I understand that there needs to be a different discussion on strong
dependency of mxnet and dmlc-core and how to fix it.

Having said that, I think the goals of dmlc-core and mxnet are somewhat
aligned. Posting in the MXNet dev list for this case
is a good way to gather feedback from both the communities since I consider
the MXNet community to be mostly a superset of the dmlc-core community.

Anirudh

On Mon, Feb 26, 2018 at 5:00 PM, Subramanian, Anirudh 
wrote:

> Hi Tianqi,
>
> The UTF-8 support would enable other formats like CSV more usable.
> Otherwise, they have to handle normalizing their data in some way before
> using mxnet.
> I understand that there is a tradeoff here because of the efficiency gains
> from the parser but the expectation of having to normalize their UTF-8
> files may turn users away.
>
> Anirudh
>
> On 2/26/18, 3:54 PM, "workc...@gmail.com on behalf of Tianqi Chen" <
> workc...@gmail.com on behalf of tqc...@cs.washington.edu> wrote:
>
> Since LibSVM format is only going to involve numbers and possibly ascii
> characters, is there any reason adding UTF-8 support? Note that
> generalization always comes with cost of efficiency and there is some
> effort spent on making parser fast
>
> Tianqi
>
> On Mon, Feb 26, 2018 at 3:38 PM, Anirudh 
> wrote:
>
> > Hi all,
> >
> > Currently there is no UTF-8 Support for LibSVM, LibFM or CSV Text
> parsers.
> > I am currently working on adding UTF-8 support for Text parsers.
> Since C++
> > doesn't have a great built-in support for UTF-8, I am looking at
> > third-party libraries which provide Unicode support. I am
> considering ICU
> > currently. Any comments, suggestions, past experience, gotchas about
> > unicode third party libraries or adding unicode support in general is
> > highly appreciated.
> >
> > I have created an issue about the same:
> > https://github.com/dmlc/dmlc-core/issues/372
> > Please feel free to reply to this email or comment on the github
> issue if
> > you have any inputs.
> >
> > Anirudh
> >
>
>
>


Re: UTF-8 Support for TextParser

2018-02-26 Thread Marco de Abreu
The problem is that the DMLC organization and dmlc-core is not part of the
Apache software foundation. If that change is specifically for dmlc-core,
it has to be discussed in that community.

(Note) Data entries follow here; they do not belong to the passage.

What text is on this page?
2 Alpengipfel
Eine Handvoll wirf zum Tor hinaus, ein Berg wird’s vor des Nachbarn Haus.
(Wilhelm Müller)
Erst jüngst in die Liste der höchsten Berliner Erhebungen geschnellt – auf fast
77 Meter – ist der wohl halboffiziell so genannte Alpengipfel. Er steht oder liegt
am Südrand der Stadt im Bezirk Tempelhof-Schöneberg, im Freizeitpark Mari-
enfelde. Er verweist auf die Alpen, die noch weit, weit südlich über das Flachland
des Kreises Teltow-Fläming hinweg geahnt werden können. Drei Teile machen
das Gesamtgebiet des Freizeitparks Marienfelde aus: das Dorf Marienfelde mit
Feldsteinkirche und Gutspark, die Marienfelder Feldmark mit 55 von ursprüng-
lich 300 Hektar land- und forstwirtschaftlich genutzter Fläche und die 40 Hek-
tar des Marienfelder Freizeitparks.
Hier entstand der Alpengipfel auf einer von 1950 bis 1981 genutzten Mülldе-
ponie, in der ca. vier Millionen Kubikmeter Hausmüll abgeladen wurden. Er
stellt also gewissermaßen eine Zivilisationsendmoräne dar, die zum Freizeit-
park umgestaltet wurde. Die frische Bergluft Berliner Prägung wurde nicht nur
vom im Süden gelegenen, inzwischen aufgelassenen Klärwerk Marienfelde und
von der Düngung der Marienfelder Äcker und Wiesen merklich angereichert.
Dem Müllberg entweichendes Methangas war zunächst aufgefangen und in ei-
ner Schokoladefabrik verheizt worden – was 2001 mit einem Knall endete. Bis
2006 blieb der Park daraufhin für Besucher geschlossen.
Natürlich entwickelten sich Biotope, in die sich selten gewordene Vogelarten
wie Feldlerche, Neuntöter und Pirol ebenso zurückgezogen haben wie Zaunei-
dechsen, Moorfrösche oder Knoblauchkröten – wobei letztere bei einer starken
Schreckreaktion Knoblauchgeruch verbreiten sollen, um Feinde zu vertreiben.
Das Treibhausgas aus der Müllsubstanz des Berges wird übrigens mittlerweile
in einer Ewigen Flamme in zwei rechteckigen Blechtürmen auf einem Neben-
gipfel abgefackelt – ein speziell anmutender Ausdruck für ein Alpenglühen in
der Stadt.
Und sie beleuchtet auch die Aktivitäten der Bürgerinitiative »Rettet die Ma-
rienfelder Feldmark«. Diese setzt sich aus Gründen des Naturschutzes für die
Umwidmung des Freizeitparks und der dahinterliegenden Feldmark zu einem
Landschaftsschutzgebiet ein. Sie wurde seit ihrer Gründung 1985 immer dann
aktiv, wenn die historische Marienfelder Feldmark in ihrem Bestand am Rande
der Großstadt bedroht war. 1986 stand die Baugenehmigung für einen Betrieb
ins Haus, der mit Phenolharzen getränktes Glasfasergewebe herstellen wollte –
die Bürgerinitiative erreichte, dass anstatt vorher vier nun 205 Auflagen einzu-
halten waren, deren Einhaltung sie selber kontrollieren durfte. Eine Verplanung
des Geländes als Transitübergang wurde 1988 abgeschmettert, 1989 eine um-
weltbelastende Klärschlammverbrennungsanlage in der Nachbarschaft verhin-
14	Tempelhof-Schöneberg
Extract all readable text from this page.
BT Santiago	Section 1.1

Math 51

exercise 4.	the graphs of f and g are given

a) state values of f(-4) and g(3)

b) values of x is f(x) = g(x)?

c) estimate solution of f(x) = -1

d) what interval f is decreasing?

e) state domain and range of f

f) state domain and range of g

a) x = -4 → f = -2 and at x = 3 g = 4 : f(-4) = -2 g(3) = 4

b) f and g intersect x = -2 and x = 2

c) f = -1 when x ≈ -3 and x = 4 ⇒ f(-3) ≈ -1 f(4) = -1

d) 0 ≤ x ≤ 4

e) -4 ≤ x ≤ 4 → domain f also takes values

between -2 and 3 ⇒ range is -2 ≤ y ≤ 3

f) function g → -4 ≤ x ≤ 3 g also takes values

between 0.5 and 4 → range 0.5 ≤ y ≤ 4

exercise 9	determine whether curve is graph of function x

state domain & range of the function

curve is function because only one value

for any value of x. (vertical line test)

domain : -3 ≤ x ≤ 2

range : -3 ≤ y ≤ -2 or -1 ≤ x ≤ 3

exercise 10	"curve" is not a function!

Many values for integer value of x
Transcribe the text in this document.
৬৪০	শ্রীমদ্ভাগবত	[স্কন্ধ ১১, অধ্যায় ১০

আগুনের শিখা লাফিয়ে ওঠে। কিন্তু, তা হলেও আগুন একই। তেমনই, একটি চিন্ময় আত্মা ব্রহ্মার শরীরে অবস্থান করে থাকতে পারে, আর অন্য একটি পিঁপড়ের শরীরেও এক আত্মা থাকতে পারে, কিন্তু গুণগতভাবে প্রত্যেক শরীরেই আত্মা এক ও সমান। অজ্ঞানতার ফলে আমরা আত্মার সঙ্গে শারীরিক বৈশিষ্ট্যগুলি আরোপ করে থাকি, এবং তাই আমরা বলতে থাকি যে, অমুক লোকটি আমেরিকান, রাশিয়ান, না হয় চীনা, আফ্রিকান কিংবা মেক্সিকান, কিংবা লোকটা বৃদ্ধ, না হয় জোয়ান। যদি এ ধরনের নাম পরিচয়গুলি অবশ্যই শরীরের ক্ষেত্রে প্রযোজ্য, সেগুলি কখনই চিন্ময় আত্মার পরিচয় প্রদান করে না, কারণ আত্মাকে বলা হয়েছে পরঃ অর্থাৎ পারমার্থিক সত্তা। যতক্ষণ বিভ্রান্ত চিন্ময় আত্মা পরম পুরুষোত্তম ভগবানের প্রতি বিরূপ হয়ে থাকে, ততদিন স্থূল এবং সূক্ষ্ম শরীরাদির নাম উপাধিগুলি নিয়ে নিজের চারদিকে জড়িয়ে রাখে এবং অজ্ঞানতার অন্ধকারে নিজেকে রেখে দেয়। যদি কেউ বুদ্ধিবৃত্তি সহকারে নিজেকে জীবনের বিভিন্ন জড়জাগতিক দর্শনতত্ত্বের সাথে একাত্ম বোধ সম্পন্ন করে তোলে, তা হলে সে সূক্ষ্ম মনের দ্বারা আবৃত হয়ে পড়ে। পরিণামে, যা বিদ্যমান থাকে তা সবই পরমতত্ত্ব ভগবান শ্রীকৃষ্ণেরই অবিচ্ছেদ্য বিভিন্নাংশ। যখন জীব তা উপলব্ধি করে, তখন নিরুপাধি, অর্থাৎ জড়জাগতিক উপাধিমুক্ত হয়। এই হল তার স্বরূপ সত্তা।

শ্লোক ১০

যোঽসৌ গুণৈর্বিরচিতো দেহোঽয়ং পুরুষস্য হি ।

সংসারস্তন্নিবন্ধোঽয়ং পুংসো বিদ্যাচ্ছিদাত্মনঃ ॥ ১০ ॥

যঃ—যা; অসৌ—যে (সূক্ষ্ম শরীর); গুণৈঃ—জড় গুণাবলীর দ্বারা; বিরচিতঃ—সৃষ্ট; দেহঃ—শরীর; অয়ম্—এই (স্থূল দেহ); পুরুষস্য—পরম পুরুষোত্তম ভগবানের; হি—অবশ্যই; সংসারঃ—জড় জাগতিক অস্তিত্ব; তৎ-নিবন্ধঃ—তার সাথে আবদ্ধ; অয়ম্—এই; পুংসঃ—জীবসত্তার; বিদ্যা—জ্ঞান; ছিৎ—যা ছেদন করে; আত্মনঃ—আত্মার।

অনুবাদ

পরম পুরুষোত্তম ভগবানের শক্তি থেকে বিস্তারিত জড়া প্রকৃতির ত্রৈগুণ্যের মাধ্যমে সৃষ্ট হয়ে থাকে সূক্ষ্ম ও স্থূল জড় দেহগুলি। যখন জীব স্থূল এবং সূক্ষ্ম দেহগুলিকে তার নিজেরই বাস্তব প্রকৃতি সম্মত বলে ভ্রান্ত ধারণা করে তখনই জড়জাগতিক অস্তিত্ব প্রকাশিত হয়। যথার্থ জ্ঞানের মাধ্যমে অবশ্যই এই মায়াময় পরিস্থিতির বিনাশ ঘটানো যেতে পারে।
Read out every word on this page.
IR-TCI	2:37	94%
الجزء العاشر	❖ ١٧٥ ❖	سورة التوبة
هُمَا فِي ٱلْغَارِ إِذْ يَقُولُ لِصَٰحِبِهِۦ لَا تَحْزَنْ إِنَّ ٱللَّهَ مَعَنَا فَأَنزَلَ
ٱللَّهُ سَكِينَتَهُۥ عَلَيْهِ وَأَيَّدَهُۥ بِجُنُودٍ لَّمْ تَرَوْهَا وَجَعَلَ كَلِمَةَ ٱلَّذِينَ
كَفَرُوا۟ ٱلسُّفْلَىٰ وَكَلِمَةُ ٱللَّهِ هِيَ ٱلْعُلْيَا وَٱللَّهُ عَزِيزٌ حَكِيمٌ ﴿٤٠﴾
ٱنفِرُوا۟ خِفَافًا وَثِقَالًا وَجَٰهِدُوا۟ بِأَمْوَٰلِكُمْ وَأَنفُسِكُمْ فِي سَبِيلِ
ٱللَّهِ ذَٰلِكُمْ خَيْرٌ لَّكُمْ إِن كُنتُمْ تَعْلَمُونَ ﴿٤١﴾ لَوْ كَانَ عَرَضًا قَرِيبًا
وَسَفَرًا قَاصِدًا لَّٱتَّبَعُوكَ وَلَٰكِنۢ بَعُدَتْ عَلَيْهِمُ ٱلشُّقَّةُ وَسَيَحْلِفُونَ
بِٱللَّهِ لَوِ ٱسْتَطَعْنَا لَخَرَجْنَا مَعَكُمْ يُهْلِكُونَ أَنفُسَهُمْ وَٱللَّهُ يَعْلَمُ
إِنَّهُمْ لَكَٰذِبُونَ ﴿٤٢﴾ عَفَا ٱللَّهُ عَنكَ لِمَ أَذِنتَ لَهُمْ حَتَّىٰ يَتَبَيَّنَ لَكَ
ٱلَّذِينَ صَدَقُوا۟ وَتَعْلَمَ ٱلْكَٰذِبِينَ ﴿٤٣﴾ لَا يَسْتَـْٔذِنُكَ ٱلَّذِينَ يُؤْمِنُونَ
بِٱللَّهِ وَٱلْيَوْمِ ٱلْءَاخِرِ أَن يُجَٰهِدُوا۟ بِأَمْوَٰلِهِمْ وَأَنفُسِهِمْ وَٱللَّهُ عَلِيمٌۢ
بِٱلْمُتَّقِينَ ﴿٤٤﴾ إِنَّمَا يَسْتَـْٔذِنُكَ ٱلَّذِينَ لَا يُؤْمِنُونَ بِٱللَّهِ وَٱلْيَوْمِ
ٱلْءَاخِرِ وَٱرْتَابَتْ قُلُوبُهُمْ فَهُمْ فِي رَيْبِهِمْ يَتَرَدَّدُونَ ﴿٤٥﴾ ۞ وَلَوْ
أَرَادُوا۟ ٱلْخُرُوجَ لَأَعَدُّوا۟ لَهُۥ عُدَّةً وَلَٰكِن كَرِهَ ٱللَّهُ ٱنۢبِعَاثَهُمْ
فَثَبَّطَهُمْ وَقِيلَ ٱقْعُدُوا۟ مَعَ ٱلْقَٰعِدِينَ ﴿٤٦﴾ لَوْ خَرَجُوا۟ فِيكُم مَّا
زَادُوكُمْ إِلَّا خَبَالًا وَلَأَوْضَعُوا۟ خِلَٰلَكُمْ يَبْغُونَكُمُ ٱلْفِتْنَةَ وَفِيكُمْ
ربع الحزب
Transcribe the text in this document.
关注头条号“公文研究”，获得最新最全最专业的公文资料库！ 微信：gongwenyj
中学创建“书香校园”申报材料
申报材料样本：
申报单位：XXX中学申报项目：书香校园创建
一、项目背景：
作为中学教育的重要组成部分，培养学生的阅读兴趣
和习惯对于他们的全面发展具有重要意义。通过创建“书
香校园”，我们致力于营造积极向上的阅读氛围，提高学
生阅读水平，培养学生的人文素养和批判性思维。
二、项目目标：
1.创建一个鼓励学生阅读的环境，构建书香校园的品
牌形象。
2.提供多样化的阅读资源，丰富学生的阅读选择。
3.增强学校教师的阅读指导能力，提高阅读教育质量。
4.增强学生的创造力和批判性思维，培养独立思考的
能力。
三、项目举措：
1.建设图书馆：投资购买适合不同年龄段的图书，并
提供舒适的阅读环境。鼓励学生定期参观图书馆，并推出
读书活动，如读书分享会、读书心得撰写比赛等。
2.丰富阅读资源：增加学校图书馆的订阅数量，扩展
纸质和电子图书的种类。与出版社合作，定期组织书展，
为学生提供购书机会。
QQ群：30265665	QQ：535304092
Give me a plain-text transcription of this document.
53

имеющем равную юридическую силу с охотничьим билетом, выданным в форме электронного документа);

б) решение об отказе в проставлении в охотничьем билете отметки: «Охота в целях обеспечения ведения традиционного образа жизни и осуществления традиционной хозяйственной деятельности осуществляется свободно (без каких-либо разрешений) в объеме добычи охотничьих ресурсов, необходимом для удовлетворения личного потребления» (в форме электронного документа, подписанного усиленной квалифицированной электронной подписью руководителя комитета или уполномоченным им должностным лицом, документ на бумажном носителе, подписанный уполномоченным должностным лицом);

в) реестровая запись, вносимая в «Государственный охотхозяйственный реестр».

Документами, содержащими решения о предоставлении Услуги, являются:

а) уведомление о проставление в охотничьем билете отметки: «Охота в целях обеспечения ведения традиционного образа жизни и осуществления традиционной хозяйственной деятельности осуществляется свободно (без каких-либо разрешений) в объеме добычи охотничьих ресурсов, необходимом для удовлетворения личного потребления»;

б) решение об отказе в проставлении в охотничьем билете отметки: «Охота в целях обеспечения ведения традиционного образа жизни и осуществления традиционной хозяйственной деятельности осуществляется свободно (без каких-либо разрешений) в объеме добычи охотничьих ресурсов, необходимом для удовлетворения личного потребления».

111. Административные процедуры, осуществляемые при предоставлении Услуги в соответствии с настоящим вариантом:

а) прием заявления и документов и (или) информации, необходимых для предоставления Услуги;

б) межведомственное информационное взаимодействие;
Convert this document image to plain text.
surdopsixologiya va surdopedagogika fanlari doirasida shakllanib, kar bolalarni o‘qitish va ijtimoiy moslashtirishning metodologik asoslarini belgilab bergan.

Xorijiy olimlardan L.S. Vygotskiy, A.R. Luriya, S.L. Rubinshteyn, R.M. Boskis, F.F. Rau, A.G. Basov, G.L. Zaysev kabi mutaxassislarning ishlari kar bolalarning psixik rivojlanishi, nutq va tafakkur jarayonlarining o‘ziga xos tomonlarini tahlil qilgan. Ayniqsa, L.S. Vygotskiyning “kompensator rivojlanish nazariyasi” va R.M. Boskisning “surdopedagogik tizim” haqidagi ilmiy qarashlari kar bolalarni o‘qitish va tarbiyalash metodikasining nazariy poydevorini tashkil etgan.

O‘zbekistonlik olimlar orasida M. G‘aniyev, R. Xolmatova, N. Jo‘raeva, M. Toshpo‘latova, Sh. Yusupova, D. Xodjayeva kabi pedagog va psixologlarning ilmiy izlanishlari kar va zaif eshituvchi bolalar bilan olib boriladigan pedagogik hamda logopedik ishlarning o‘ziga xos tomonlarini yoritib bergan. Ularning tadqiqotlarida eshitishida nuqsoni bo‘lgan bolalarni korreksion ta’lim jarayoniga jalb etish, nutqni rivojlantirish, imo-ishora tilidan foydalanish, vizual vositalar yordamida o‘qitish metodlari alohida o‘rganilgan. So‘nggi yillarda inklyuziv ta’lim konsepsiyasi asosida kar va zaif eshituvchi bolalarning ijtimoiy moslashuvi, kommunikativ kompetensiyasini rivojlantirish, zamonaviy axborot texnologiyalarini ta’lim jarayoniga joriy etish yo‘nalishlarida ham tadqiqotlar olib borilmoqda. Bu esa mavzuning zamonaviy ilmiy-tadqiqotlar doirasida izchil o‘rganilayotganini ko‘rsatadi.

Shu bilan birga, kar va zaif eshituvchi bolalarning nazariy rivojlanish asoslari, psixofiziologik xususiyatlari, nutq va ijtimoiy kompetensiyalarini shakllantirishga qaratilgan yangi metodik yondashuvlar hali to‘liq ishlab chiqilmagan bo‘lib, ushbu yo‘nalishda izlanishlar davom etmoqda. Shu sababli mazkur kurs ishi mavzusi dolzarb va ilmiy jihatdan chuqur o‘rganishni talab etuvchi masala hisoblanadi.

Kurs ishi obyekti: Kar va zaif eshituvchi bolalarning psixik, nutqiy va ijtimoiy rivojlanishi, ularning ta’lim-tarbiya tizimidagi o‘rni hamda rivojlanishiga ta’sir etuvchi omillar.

This email list is for MXNet
under the Apache incubator.

Apparently, there's a very strong dependency of MXNet on the dmlc-core
package which is not managed by this community. Risks like code over there
not being properly validated by our CI (there has been a thread created by
Chris just recently) aside - this is not the way an Apache project should
work. MXNet is currently under the Apache software foundation while the
actual core is managed by the DMLC organization, leaving the mxnet
community without any say in decisions happening over there.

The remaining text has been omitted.